When you get to the stage where ‘green cup’ makes everyone explode with laughter, you know you’re well beyond reason, but the statement ‘green cup’ still had a point: I can’t even remember who it was that said that any more, but I do remember the mood, the tone it conveyed, the idea that we were all tired and silly and illogical but that we were these things together. In this context, ‘green cup’ was relatively empty of literal meaning (wow, yes, you’re right, that is in fact a green cup; so observant of you), but rich, in context, with emotional meaning, and so all that emotional meaning became the point of that short, apparently-ridiculous text.

Also, you can create a point by accident. Have you ever had someone take something you said or wrote entirely the wrong way, leaving you blinking in shock, going, “But that’s not what I meant!”?

Yup. Congratulations: you are such an expert point-maker that you make points without even realising you’re doing it. This is going to be important later on, so tuck it away in your memory banks for future reference.

To recap:

Everything is a text. All texts have a point. Even the ones that seem like they don’t, because if you’re intending to be pointless, well, you’re still intending something, so the point is to be pointless. (Paradoxes, we can has them.) You can also create a point accidentally.

Now, for whatever reason, figuring out what the main point of non-fiction is seems much easier for people than figuring out what the main point of fiction is. Probably, this is because we feel safe relying on logic:

The point of a recipe is to tell you how to cook the item. The point of a dictionary is to define words. The point of an essay is to discuss such-and-such a concept (say, key themes in Romeo and Juliet). The point of a news article is to tell you what happened. The point of a magazine opinion piece is to convey the opinion of the writer. The point of an ad is ‘This product is amazing enough that it’s worth spending x number of dollars on it’.
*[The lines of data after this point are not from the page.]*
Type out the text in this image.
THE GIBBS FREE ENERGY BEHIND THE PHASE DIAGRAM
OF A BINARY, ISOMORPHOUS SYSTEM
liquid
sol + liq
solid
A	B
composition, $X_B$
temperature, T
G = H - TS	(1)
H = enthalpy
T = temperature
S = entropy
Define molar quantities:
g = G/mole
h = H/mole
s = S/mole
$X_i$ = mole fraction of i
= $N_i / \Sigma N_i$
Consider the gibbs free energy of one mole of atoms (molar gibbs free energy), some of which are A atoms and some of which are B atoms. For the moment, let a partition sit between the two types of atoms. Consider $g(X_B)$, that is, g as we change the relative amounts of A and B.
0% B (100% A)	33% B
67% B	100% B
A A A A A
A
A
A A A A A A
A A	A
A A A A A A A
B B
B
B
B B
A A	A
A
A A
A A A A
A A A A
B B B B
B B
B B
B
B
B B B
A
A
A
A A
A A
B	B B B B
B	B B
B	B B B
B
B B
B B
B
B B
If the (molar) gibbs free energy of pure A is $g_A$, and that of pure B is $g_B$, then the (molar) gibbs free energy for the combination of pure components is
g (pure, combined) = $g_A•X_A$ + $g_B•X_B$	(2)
Sometimes, we have fancy words to describe these ‘points’:

The point of an ad is often a call to action—the action the ad-makers actually want you to take after seeing the ad.

The point of a (non-fiction) paragraph is the topic sentence.

The point of an essay is the thesis.

The point of a story is the theme. (See what I did there?)

If you’re feeling comfortable with this analogy, go ahead and skip on to chapter three now. If you’d like a bit of a refresher about what a thesis statement is (the point of an essay), continue onwards to chapter two.

(This is practically a choose-your-own-adventure, isn’t it?)